Vorcaro tentava apagar os rastros dos diálogos da seguinte forma:
Ele escrevia os textos no bloco de notas do celular
Em seguida, fazia capturas da tela, os “prints”
Depois, enviava a imagem a Moraes via WhatsApp no modo "visualização única"
Por último, apagava a captura da galeria de fotos
O documento produzido pela PF detalhou como uma característica do sistema operacional do aparelho acabou traindo o plano do banqueiro.
Independentemente da forma de análise, o primeiro passo após a apreensão de aparelhos eletrônicos é “quebrar a senha” e acessar o conteúdo.
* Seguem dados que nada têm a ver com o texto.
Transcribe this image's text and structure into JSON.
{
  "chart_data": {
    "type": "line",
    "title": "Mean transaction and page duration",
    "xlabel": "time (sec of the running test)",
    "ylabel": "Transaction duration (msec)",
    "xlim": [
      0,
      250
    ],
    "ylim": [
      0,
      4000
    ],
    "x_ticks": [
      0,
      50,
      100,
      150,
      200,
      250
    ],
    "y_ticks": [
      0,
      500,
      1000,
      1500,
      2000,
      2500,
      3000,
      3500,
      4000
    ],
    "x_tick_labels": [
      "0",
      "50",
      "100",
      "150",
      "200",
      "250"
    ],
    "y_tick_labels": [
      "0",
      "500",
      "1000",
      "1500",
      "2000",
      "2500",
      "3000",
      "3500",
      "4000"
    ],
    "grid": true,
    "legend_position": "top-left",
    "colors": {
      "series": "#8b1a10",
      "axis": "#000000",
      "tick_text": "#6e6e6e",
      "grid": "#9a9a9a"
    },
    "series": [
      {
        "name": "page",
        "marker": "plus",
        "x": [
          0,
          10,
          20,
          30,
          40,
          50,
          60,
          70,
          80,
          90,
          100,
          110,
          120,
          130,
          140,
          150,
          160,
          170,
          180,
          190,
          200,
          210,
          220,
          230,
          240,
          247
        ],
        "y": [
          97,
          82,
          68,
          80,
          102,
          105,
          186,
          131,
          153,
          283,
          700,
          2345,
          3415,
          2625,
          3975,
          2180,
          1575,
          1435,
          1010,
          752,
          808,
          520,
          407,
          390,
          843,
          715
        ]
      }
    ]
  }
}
Para isso, dois dos softwares mais conhecidos usados pela PF são o Cellebrite e o Graykey.
Ambos realizam uma “extração bruta” copiando absolutamente tudo o que está no aparelho, incluindo até mesmo fragmentos perdidos diretamente do banco de dados.
É o que os peritos chamam de cópia “bit por bit”, que significa basicamente espelhar todo e qualquer conteúdo presente em notebooks ou celulares.
No caso de Vorcaro, os agentes recuperaram todos os dados de um iPhone 17 Pro, apreendido em novembro de 2025 durante a Operação Compliance Zero.
Alguns dos diálogos foram inicialmente revelados pela colunista Malu Gaspar, do GLOBO, que mostrou conversas com o ministro Alexandre de Moraes no dia da primeira prisão de Vorcaro, em novembro de 2025.
Pela lógica imaginada por Vorcaro, ao enviar a imagem em visualização única, a imagem não seria salva no celular do destinatário e do remetente após ser aberta e deletada.
Entretanto, os peritos da PF descobriram que o sistema operacional possuía um mecanismo automatizado de salvamento.
Ao ser realizada a captura de tela das notas, o sistema gerava de forma automática, em uma pasta oculta, uma cópia em formato PDF com teor idêntico ao exibido na tela.
Esse arquivo residual é armazenado em uma pasta de arquivos temporários chamada "tmp", que só é acessível por meio de softwares específicos.
Como o aparelho celular de Vorcaro foi apreendido poucas horas após o envio de mensagens para Moraes, o espelhamento da PF conseguiu recuperar esses arquivos temporários intactos.
Além disso, a PF fez um cruzamento.
Para demonstrar que os arquivos não apenas foram capturados por Vorcaro mas também enviados para Alexandre e Moraes, a equipe da PF utilizou outro software, o IPED, para cruzar informações com outras bases de dados do celular, como a de uso de aplicativos, que registra o segundo exato em que cada aplicativo é aberto e fechado, e os chamados logs, que registram eventos internos do sistema, como quando um pacote de dados (como uma imagem) sai do aparelho por meio do WhatsApp.
Essa análise cronológica é que permitiu a identificação de um padrão de comportamento repetido dezenas de vezes por Vorcaro.
Sempre em questão de segundos, o sistema registrava que Vorcaro abria o bloco de notas e alterava o texto, mesmo que sem registrar o que ele tinha escrito.
Em seguida, o sistema também registrava que Vorcaro fazia uma captura de tela.
No momento seguinte, o log registrava que o banqueiro fechava o bloco de notas e abria o WhatsApp.
E, por fim, o último registro era de que Vorcaro enviava uma mensagem e fechava o WhatsApp.
Ou seja, mesmo sem saber o conteúdo, a PF identificou a movimentação exata que Vorcaro fazia no celular.
Ao analisar os dados do WhatsApp, a PF comprovou que o número ligado a Alexandre de Moraes, salvo na agenda de Vorcaro como "Alexandre de Moraes BRASILIA" era o destinatário imediato de todas as primeiras interações do WhatsApp ocorridas segundos após cada captura de tela.
Ao todo, foram 52 mensagens enviadas entre 30 de outubro e 17 de novembro.